Il n’y avait qu’une différence, une seule, et, pour tout esprit de bonne foi, infime, mais qui pourtant nous empêcha de donner à notre système l’essor mondial qu’il méritait : c’est qu’on, pouvait se permettre de nous réfuter − sans passer pour un cafard et un benêt. Les esprits forts exigeaient des preuves.

Nous avions beau leur faire remarquer que nos preuves étaient celles-là mêmes de Freud, puisque nous nous bornions à remplacer les mots « sexe » et « anus » par « bâton de chaise » sans rien changer au reste, ils en convenaient volontiers, mais persistaient à objecter effrontément. Et quand nous leur demandions pourquoi ils se montraient si hardis contre nous et si timides contre notre concurrent, ils nous répondaient que « ce n’était pas la même chose ».

Impossible et interminable

Et dame, il est bien vrai que ce n’est pas du tout la même chose. Pour contester le bâton de chaise, il ne suffit que d’un grain de raison. Au lieu que l’anus et le sexe ont une puissance démonstrative qui terrifie la raison et la rend muette.

Allez donc, dans un salon bien pensant 1973, essayer d’émettre quelques doutes sur l’explication sexuelle de Dieu, de l’État, de Flaubert, de la société capitaliste, de l’épanchement de synovie, de la lutte des classes, de l’homme unidimensionnel et de l’augmentation du prix du lait. On murmurera aussitôt que, si vous contestez une explication si évidente, c’est sûrement que vous avez devant vous, à défaut de mieux, une belle carrière de soprano dans les chœurs de la Chapelle Sixtine.

Chacun, glacé d’effroi à l’idée qu’on puisse le croire atteint de la même disgrâce, se hâtera de vous piétiner avec ardeur, démontrant ainsi à bon compte, par des mots, son intelligence et sa virilité. Et comme, depuis Reich et Marcuse, le concept freudien de répression1 a été magistralement étendu au social et au politique, vous ne serez pas seulement un castrat, vous serez un flic.

Vos adversaires, au contraire, passeront pour de rudes lurons au courant de ces choses de la vie dont vous ne pouvez malheureusement avoir la moindre idée, pour de courageux défenseurs de l’opprimé contre la conjuration des tartuffes, des fanatiques et des cagots.
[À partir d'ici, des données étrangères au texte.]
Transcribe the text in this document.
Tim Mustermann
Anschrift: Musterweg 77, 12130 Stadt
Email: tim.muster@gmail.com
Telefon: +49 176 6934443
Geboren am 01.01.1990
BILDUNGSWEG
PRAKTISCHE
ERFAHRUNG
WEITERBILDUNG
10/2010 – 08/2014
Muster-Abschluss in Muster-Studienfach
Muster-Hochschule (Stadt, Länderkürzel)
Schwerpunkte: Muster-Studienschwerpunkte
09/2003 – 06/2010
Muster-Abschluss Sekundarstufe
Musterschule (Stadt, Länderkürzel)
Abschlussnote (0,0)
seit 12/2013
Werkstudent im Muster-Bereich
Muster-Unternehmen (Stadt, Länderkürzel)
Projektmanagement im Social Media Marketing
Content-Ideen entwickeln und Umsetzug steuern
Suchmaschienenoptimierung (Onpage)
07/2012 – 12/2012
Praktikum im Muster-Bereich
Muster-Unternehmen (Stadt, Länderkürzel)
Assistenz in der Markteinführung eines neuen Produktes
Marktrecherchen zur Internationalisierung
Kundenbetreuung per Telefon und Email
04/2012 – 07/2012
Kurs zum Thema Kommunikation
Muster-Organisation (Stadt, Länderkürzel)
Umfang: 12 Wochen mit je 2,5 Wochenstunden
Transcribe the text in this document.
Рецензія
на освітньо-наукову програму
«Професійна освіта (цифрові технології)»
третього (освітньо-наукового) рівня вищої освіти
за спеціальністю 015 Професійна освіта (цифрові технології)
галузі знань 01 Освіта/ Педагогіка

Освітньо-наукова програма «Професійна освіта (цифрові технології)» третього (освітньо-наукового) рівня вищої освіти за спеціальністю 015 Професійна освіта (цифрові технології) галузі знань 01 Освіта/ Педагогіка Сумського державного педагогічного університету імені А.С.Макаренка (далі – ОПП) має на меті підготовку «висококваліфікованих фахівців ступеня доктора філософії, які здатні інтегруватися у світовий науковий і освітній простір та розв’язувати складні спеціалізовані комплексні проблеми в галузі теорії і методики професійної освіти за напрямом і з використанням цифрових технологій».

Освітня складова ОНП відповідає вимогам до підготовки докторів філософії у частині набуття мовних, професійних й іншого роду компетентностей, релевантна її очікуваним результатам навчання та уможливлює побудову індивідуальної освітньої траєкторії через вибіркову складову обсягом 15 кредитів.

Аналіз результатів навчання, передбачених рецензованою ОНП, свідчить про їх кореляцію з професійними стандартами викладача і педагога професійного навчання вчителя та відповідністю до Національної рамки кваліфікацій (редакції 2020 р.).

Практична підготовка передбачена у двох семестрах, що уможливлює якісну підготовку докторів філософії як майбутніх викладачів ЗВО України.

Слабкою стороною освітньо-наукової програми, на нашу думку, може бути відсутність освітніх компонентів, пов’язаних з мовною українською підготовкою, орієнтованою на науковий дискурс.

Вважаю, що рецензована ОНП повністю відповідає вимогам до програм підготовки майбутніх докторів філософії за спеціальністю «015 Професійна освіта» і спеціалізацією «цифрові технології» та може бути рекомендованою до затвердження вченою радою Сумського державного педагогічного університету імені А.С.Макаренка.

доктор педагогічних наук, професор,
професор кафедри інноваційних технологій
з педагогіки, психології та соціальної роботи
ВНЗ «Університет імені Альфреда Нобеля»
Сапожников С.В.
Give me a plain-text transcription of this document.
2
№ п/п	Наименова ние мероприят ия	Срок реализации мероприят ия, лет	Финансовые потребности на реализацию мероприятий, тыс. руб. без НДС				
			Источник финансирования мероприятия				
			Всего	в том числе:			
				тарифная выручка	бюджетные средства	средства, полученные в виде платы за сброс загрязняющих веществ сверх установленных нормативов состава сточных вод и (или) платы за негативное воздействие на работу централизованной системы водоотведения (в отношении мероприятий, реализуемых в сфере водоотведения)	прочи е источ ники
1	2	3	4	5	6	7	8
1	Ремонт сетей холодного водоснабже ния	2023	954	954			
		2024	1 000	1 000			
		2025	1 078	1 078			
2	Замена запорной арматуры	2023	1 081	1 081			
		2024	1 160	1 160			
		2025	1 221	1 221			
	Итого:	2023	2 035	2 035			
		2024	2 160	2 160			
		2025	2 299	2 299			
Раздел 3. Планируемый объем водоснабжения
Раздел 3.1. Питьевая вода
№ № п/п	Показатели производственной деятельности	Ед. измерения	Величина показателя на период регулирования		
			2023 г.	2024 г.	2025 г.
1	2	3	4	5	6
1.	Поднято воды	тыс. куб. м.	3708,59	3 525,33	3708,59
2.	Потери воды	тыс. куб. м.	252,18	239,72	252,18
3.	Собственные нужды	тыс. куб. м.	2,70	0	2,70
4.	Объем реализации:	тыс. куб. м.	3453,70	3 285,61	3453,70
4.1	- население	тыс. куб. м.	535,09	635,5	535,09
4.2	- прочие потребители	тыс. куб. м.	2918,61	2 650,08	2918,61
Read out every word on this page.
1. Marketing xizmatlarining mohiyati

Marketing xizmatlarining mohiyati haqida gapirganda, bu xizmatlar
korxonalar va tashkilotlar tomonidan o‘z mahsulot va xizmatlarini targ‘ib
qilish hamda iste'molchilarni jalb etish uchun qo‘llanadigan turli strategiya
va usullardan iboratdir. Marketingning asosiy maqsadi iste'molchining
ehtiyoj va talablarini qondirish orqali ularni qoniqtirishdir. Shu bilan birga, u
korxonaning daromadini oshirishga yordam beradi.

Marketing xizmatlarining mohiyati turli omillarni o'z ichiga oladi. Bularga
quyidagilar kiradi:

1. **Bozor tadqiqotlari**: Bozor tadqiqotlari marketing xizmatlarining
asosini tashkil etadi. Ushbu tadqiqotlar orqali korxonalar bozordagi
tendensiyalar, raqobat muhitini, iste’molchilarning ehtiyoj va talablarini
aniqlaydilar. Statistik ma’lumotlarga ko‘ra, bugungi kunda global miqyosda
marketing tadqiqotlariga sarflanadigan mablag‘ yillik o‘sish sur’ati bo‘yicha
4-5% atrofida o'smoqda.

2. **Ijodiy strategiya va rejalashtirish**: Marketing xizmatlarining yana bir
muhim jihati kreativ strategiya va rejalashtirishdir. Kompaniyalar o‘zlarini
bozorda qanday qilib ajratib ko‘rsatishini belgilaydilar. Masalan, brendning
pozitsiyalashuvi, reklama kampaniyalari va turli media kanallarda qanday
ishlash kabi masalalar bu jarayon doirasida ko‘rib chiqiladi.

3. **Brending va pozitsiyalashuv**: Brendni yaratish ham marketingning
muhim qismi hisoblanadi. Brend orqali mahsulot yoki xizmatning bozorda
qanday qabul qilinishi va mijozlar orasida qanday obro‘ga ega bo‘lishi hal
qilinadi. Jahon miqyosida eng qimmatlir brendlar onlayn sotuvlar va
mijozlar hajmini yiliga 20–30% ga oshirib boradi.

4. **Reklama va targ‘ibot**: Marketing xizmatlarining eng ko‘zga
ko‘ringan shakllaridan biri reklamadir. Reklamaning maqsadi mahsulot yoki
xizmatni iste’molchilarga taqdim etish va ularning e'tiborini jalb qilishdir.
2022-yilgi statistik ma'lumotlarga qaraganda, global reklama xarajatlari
Il apparaîtra clair comme le jour aux yeux de chacun que, non content d’être un dangereux refoulé privé des vérités et joies suprêmes de ce monde, vous voulez faire la belle âme en les refusant aux autres avec le concours de la police, du sabre et du goupillon.

J’ai dit dans une précédente chronique que la psychanalyse est une chimère que nous devons apprendre à subir2. C’est en effet à quoi i1 faut se résigner, puisqu’elle imprègne tout : le cinéma, le roman, la chansonnette, l’Université, la politique, voire la religion, que les cuistres nous l’enseignent, que les éducateurs travaillent à y mouler nos enfants, qu’elle est enfin la grande idéologie du siècle, bien plus puissante et obsédante que le marxisme, dont elle a avalé tous les intellectuels, ou peu s’en faut.

Résignons-nous donc à subir la chimère comme nous subissons l’entassement citadin, le bruit, le gaz carbonique, c’est-à-dire en gardant quand même le droit d’aller parfois nous mettre au vert.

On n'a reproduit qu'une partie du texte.